Begitulah, Selasa malam itu anak-beranak itu menuju Malang, sementara Ab berdiam di rumah sambil melancarkan aksinya. Ia menghubungi ponsel Aan. "Saya mengaku sebagai Abah, yang seolah-olah tahu rencana Aan ke Malang," kata Ab yang saat di telepon mengubah karakter suaranya. "Saya sempat kaget ketika tahu ternyata Tania juga ikut. Padahal, yang saya incar cuma Aan dan istrinya."
Lewat telepon, Abah palsu meminta Aan dan istrinya minum air itu. Beberapa saat kemudian, berganti Aan menelepon Abah. "Abah, bagaimana ini, kok, istri saya pingsan dan mulutnya keluar darah. Saya juga muntah-muntah. Airnya pahit."
Abah palsu mencoba menenangkan Aan. "Nanti ada anak buah Abah yang jemput." Aan sempat lama tak kontak. Abah pun berpikir Aan sudah minum ramuan mautnya. "Ternyata, Aan telepon lagi. Dia mengeluh wajah istrinya sudah membiru."
Kembali Abah berkilah, mencoba menyelesaikan masalah. "Ya sudah, kamu balik saja, nanti ketemu anak buah saya di alun-alun Jombang," ujar Ab seraya mengingat saat itu jam menunjuk pukul 03.00 dini hari. Ab putar otak, dialah seolah-olah utusan Abah. Dari rumahnya, ia memacu sepeda motornya menuju alun-alun Jombang.
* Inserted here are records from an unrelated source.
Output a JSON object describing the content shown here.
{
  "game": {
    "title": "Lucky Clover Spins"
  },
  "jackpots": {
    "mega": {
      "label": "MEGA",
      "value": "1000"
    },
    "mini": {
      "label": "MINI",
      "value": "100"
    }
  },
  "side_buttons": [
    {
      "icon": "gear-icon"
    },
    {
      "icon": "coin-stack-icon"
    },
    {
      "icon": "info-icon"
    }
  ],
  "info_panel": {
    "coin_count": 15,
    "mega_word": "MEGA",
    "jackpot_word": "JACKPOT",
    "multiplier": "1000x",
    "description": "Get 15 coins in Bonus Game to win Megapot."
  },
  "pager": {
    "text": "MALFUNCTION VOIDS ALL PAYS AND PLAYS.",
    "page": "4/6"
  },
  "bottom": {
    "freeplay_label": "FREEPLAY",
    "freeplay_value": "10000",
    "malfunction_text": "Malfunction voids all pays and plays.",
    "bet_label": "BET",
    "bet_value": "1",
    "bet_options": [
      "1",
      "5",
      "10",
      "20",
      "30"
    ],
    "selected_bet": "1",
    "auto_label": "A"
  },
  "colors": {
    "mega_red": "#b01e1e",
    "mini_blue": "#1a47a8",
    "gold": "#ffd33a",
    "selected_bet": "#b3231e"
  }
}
Sekitar 1,5 jam kemudian Ab bertemu Aan. "Aan kembali mengeluhkan kondisi Retno. Saya bilang, soal itu biar diurus Abah. Yang penting tetap melakukan ritual seperti saran Abah, biar berhasil."
Ab lalu mengubah rencana dan mengajak rombongan kembali ke Madiun, beriringan. Di sepanjang jalan, Ab khawatir Aan akan melaporkan keadaan istrinya ke polisi. Ia kembali putar otak dan meminta taksi berhenti di Nganjuk. Ab sempat minta Aan salat sunah di masjid. "Sebenarnya saya kalut lihat kondisi Retno."
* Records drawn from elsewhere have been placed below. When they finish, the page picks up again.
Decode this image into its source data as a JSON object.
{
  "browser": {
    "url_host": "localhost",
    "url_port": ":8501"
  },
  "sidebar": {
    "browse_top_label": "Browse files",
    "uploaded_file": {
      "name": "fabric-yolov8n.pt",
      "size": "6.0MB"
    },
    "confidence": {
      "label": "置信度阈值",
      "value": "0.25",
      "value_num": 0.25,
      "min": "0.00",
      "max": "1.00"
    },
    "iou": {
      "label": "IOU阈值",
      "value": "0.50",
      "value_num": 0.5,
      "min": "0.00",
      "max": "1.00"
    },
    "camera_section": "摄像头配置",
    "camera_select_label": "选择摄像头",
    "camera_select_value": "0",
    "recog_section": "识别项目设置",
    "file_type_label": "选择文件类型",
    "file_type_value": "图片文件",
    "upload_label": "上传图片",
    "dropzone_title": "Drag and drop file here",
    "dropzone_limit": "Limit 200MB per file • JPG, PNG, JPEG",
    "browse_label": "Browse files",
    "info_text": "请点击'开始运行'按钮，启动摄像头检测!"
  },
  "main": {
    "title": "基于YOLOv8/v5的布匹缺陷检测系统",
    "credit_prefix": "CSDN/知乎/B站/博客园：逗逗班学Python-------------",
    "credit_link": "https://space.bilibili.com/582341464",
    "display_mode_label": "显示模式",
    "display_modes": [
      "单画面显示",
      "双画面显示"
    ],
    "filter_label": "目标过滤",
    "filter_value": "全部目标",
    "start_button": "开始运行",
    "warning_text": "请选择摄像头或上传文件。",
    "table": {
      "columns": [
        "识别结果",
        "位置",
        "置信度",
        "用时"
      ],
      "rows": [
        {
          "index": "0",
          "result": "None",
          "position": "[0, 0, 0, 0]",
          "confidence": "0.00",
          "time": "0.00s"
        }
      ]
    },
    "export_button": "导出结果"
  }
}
Akhirnya, Ab minta sopir taksi mengantarkan Retno yang sudah tak berdaya kembali ke Madiun. "Saya juga minta Tania ikut naik taksi. Tapi dia nangis terus ingin bersama ayahnya. Jadi kami berboncengan bertiga menuju hutan Kare," ujar Ab yang sudah menyiapkan botol air beracun lain.
"Saya bilang, pesan Abah untuk cari tempat sunyi. Lalu saya minta Aan minum air beracun itu, yang saya bilang sudah "diisi" Abah. Karena pahit, saya minta Aan mencampurnya dengan air jeruk kemasan yang sudah saya siapkan. Aan juga meminumkan air itu ke Tania," jelas Ab.
Ab mengaku melihat Aan saat sekarat. Ia pun kabur. Sampai di rumah, ia mengaku tak tenang. Apalagi, keesokan harinya ia mendengar kabar Retno tewas dalam taksi di depan rumahnya. Akhirnya, perbuatan Ab tercium polisi. "Saya menyesal. Saya ingin bertanggung jawab dan rela diganjar hukuman," sesal bapak dua anak yang didakwa melanggar pasal 340 KUHP tentang pembunuhan yang direncanakan.
Habis Ditumpas
Kepergian keluarga kecil ini tentu membuat keluarganya sangat terpukul. Apalagi, Aan adalah anak tunggal pasangan Suyati dan Senen (66). Suyati bahkan masih berduka. "Saya memang sudah ikhlas. Ini takdir Allah. Tapi cobaan ini rasanya amat berat. Bayangkan, dalam waktu singkat saya kehilangan tiga orang yang saya kasihi. Aan, mantu, dan cucu. Apalagi, Retno sedang hamil 5 bulan," ratap Suyati dalam Bahasa Jawa halus.
Duka pertama datang ketika Suyati mendengar kabar meninggalnya Retno. Yang membuatnya heran, justru saat itu pula Aan dan Tania menghilang. "Saya coba kontak Aan lewat HP-nya, tak dijawab. Bersama suami, saya ke rumah kontrakannya tapi kosong dan terkunci. Semua keluarga yang melayat Retno juga tak tahu keberadaan Aan," papar Suyati yang begitu syok dan sempat pingsan.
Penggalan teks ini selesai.